Sunday, February 18, 2007
Residents should expect high ethical standards from public officials, and refusing gifts of any sort should be at the top of our expectation list. When City Council members violate the public trust, it is, at best, disappointing.
But the recent criticism by former City Council members is a classic case of the pot calling the kettle black. Their past self-serving behavior makes Ken Brenner's nine holes of golf pale by comparison.
Paul Hughes, former city manager, negotiated a very hefty retirement package with City Council before announcing his retirement. Ultimately, he took an even earlier retirement with substantial compensation, and then applied for unemployment compensation. Now, we read that he also asked about golf passes, just like Ken.
While on City Council, Bud Romberg approved a deed-restricted affordable housing project and then purchased one of the lots for personal profit. At a time when residential lots in Steamboat Springs were selling for more than $100,000, he paid $65,000.
Kathy Connell was notorious for refusing to "step down" on items that came before City Council that directly profited her resort property management business.

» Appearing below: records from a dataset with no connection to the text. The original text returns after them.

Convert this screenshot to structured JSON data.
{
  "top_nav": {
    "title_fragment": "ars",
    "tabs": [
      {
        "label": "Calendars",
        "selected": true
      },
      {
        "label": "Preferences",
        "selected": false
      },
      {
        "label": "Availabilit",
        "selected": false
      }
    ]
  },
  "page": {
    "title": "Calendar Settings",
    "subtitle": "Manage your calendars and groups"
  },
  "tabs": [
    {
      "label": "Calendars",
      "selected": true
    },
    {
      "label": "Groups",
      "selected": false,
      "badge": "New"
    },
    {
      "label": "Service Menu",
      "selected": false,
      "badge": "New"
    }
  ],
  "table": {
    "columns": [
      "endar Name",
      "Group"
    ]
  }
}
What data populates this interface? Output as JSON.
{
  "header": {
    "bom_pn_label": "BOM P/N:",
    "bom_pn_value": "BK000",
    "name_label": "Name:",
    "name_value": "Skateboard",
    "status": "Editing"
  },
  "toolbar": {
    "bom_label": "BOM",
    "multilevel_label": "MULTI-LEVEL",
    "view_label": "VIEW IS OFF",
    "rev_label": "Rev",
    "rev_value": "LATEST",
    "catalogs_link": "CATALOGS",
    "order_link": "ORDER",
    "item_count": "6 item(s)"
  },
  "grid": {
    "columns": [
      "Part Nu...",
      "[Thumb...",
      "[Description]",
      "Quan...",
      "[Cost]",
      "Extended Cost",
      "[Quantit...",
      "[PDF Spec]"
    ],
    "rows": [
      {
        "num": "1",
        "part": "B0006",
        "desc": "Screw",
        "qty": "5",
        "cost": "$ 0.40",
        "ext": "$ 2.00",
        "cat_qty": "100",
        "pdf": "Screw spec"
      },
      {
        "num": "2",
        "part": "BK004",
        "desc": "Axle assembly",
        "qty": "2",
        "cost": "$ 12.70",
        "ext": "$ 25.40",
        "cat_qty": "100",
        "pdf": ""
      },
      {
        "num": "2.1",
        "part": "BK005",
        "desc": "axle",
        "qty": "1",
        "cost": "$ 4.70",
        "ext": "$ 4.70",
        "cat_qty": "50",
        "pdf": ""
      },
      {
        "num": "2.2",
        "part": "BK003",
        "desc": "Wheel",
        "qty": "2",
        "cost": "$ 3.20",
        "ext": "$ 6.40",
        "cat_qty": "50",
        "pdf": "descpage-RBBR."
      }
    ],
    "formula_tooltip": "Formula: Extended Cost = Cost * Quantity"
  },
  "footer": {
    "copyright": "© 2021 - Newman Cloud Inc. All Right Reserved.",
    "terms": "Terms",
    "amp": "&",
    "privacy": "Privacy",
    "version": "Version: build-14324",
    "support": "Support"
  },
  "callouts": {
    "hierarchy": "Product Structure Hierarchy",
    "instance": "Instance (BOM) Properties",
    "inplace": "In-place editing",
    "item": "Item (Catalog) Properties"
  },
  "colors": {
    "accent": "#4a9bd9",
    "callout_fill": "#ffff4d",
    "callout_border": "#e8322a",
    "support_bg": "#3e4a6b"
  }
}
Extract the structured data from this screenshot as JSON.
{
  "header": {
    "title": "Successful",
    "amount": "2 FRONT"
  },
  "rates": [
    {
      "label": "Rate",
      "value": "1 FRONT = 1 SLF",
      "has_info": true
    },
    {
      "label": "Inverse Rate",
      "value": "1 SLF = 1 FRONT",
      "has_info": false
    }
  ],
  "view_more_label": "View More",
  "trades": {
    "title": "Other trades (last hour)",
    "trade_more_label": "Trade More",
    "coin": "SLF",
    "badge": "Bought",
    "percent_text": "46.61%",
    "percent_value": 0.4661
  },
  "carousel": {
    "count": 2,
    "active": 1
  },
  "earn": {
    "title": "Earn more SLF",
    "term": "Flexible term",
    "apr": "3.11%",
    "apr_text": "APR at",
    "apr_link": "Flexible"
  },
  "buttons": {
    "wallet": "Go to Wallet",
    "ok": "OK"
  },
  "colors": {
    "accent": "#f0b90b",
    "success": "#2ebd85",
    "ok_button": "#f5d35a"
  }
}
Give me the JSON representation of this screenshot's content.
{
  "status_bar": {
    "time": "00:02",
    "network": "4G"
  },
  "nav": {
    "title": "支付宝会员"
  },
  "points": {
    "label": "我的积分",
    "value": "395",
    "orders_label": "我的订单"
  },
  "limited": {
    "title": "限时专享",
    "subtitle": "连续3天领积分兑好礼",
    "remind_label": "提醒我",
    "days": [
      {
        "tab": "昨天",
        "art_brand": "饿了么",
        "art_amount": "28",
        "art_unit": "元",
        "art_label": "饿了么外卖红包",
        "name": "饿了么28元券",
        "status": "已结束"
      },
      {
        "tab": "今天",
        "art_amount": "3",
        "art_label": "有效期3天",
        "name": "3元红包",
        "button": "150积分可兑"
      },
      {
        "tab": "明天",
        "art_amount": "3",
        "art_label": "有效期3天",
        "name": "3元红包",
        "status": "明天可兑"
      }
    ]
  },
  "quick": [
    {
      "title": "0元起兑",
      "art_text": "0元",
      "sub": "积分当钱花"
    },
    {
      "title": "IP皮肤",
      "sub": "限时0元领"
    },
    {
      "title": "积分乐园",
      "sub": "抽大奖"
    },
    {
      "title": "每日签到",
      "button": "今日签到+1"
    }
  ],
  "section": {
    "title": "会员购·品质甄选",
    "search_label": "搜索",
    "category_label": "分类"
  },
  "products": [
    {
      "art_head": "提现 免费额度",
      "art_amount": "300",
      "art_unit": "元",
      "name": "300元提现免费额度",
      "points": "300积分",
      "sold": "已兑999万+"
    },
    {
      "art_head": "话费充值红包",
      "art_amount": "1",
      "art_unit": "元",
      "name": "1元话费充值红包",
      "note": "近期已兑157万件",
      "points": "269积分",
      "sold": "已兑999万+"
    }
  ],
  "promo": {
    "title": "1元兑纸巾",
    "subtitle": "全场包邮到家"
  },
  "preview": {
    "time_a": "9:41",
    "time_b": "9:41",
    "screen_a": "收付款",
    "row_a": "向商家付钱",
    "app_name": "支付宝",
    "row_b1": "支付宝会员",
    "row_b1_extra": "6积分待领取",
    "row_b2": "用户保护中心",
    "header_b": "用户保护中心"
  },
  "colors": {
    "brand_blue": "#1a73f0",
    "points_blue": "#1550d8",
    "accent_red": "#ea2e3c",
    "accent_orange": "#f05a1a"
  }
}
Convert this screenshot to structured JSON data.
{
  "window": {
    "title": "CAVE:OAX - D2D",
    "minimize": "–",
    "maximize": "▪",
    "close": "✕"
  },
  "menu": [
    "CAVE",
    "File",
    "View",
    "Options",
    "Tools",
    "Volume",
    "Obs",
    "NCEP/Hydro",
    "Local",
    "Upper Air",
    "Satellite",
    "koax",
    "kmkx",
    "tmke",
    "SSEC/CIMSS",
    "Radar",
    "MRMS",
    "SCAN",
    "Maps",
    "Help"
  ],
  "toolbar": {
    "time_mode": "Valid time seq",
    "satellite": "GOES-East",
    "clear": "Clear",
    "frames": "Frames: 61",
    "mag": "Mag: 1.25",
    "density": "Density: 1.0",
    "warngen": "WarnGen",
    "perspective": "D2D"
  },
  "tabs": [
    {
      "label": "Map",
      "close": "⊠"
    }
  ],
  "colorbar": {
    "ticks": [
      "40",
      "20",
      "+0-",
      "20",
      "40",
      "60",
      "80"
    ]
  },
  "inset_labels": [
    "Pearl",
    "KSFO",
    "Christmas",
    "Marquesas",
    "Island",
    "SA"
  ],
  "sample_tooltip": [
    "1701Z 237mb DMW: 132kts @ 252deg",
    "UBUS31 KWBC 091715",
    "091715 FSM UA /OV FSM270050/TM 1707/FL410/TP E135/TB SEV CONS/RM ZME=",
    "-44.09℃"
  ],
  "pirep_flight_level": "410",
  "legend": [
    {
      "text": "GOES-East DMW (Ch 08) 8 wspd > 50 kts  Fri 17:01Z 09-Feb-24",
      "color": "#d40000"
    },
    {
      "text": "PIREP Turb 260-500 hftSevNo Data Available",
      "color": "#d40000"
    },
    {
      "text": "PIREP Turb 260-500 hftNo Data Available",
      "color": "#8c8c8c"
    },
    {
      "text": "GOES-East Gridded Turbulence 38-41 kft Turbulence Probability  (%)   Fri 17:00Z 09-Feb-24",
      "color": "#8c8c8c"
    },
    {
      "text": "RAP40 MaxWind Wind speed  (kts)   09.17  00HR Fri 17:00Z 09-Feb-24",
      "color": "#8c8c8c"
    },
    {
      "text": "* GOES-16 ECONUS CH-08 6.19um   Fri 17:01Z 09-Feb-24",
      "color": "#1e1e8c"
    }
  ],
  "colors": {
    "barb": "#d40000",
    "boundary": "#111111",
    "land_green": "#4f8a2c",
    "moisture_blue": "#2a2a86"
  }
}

Although she was asked to refrain from voting, she refused and cast the deciding vote to establish a Local Marketing District to raise $1.2 million from taxpayers for airline subsidies that would save her company thousands of dollars.
Some of the former council members who have come forward should have little to say about ethical behavior, as it has not been their forte in the past.
I don't believe these people are as concerned with ethical behavior as they are with who may be elected to council this fall. Or perhaps other more devious motives are at work. It wouldn't surprise me.